Always-run automated checks
| Check | What it confirms |
|---|---|
| Size | At most 10 eval.yaml entries are added in a single PR (beta cap). |
| Schema | eval.yaml parses against the ExternalEvalMetadata Pydantic model — required fields present, types valid. |
| Repository access | source.repository_url resolves to a public GitHub repo. |
| Commit pinning | source.repository_commit is a full 40-char hex SHA that exists on the remote. |
| Duplicate | The eval id (directory name) doesn’t collide with an existing internal or register eval, and declared task names don’t collide with any existing task. |
Heavy automatic code review (significant changes only)
The agentic code review runs when the diff is register-significant — a new entry, a source.repository_url / source.repository_commit change, a tasks[*] rename or path change, or a title / description edit. Field tweaks like abbreviation, tags, source.maintainers, or evaluation_report updates aren’t significant on their own, so the heavy pass is skipped for them.
| Check | What it confirms |
|---|---|
| Task function | A @task-decorated function with the declared name exists at each task’s task_path in the upstream repo. |
| Runnability | Each task file imports from inspect_ai and constructs a Task with a dataset and scorer. |
| Description accuracy | title and description in eval.yaml reflect what the code actually does. |
| Security | No cryptocurrency mining, credential exfiltration, arbitrary shell execution, or sandbox="local" paired with model-produced code. |
| Fuzzy duplicate | Surfaces existing evals with similar names or titles. Non-blocking — acknowledge in a PR comment if the warning is intentional. |
A failed check posts a comment on the PR. There are two flavours, depending on which check failed:
- Automated checks (size, schema, repository access, commit pinning, duplicate) — the comment names what failed. Push a fix and the workflow re-runs automatically. There’s no override.
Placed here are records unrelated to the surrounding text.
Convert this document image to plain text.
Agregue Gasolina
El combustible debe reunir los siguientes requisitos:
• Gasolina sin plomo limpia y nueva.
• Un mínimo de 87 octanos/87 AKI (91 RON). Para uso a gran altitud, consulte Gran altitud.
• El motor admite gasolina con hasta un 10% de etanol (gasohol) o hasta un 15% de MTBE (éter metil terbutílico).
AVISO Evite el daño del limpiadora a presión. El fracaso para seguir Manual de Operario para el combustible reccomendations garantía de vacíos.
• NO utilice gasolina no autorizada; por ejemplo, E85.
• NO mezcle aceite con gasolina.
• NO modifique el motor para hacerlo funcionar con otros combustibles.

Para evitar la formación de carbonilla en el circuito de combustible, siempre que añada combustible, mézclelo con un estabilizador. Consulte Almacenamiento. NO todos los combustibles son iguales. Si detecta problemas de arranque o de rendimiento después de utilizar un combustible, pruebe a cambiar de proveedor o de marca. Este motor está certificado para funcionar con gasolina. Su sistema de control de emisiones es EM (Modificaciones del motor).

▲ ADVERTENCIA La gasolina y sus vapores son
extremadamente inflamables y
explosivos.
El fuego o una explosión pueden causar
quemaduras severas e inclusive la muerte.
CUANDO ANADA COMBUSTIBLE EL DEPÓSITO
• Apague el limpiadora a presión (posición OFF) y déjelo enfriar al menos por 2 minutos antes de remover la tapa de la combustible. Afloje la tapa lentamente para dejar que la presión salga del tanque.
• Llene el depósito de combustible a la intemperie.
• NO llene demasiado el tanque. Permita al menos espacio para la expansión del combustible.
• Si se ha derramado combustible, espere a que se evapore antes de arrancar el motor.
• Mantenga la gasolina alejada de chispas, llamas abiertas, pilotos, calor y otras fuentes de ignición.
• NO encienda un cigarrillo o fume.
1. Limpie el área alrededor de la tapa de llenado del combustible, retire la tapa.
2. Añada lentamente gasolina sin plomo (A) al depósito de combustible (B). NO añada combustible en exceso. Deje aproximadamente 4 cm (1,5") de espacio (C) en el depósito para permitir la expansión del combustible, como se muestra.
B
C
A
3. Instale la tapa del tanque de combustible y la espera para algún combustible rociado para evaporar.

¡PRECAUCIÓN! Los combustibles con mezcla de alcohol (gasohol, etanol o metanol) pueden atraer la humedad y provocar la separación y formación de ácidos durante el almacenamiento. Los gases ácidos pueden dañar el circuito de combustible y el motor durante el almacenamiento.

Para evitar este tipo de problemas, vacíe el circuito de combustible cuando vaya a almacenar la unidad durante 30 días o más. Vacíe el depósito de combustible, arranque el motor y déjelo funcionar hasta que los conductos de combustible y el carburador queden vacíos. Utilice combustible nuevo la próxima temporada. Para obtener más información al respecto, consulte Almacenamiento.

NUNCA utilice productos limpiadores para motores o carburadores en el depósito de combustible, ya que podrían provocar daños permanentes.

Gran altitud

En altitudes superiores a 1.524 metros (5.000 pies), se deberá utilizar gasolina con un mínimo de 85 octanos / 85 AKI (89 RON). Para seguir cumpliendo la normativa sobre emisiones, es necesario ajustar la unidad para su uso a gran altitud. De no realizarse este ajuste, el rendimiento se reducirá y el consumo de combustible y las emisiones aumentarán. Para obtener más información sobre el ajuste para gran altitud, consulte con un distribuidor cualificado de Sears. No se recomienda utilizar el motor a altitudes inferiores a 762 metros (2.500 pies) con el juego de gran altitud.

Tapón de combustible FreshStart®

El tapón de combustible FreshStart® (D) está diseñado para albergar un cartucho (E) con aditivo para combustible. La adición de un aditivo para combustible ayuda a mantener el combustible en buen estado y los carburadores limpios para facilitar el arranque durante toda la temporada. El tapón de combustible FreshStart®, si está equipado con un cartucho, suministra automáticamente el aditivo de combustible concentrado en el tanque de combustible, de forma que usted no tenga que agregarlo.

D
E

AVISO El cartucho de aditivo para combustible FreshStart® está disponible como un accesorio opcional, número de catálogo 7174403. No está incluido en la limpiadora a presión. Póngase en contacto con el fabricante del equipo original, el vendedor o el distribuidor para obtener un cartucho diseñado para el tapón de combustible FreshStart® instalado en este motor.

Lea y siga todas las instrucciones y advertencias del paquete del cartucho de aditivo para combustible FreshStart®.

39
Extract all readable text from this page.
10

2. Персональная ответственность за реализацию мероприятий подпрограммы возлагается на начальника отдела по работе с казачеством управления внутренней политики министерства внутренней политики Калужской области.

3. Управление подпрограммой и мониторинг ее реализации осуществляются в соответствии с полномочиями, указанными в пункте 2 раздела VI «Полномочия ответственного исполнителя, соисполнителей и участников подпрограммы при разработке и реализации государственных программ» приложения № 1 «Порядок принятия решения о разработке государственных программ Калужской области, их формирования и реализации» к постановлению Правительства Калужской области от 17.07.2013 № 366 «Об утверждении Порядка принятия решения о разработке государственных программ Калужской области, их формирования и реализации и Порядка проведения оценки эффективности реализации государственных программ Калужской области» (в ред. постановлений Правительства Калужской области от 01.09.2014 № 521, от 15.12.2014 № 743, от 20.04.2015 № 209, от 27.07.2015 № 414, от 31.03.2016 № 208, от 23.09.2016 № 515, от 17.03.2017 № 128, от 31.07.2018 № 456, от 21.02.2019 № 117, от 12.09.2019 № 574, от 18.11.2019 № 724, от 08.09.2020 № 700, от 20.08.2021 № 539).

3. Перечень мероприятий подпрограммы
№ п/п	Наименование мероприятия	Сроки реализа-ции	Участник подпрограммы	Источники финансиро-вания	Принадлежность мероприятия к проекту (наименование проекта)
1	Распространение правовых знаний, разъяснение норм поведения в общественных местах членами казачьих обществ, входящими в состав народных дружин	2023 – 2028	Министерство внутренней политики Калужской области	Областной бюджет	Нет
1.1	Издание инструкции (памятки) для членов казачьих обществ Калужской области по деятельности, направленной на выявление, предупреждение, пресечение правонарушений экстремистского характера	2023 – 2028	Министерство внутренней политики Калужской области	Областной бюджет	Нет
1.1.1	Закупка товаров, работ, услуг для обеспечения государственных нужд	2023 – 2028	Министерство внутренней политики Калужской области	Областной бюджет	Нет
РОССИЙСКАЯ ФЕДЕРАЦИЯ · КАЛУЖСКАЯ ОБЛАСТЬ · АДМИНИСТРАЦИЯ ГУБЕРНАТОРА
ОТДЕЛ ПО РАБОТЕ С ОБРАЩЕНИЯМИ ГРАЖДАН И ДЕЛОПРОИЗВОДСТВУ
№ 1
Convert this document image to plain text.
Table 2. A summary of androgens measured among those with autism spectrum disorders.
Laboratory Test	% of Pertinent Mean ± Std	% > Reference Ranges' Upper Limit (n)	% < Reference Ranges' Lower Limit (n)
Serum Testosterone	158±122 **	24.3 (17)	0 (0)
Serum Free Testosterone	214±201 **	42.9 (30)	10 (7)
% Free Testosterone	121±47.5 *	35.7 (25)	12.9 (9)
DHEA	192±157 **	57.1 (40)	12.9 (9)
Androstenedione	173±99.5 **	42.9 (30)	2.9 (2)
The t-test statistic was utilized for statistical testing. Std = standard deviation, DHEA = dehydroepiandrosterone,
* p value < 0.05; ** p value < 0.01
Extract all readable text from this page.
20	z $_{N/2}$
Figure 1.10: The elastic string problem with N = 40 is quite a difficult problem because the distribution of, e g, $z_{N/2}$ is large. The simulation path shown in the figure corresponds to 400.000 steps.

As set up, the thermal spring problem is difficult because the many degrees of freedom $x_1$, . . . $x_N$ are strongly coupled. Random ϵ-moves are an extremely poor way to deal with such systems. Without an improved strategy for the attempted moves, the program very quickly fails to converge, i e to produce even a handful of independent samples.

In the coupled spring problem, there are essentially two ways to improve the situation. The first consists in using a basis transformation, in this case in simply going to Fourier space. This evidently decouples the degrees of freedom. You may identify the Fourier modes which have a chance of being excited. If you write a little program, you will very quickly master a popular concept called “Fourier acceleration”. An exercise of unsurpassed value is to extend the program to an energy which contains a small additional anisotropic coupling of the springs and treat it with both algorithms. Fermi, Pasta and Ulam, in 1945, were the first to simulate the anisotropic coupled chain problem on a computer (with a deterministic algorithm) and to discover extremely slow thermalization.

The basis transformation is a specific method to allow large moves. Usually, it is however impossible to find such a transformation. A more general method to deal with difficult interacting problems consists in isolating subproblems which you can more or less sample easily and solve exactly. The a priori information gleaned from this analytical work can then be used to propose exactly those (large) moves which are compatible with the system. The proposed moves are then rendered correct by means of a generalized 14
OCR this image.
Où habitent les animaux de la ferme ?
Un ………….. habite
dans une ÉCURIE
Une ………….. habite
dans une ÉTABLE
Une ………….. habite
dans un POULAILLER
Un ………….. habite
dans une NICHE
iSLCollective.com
- Agentic code review checks (task function, runnability, description accuracy, security) — the comment carries
[REGISTER_BLOCK], or[REGISTER_SECURITY_BLOCK]for security findings. Push a fix and re-run, or a maintainer can post[REGISTER_BLOCK_OVERRIDE]/[REGISTER_SECURITY_OVERRIDE]to waive the block.
If you believe a block was raised in error, comment /appeal to notify maintainers via Slack.
If you need to kick off the workflow manually — e.g. on a draft PR or to retry after an external failure — the PR author or a maintainer can comment /register-submit.
FAQ
Why is submission limited to one task (eval) per issue?
Each issue maps to one eval/task in the register to keep things straightforward. If your repo contains multiple tasks, submit a separate issue for each one.
Why is an arXiv URL required?
The bot uses the arXiv paper to automatically derive eval metadata (title, description, tags, etc.) so that you don’t have to write it by hand. The paper may be the one that originally introduced the benchmark, or a separate paper describing the replication.
This is a quality control requirement that ensures that the methodology behind the eval’s design and implementation is publicly available. Researchers or users who want to understand, use, or build on your evaluation require access to the methodology to practice good science.
What if the standard issue workflow doesn’t work for me?
If you need more control over the eval.yaml fields or you need to customise metadata that the bot doesn’t handle please contact a maintainer. We can submit manually by creating register/<eval_name>/eval.yaml and opening a PR directly.
Other contributions
For other types of changes, please see the contribution guide. In particular, if you want to suggest a change to the submission process, the automated checks, or the functionality of the Inspect Evals docs itself, please open an issue.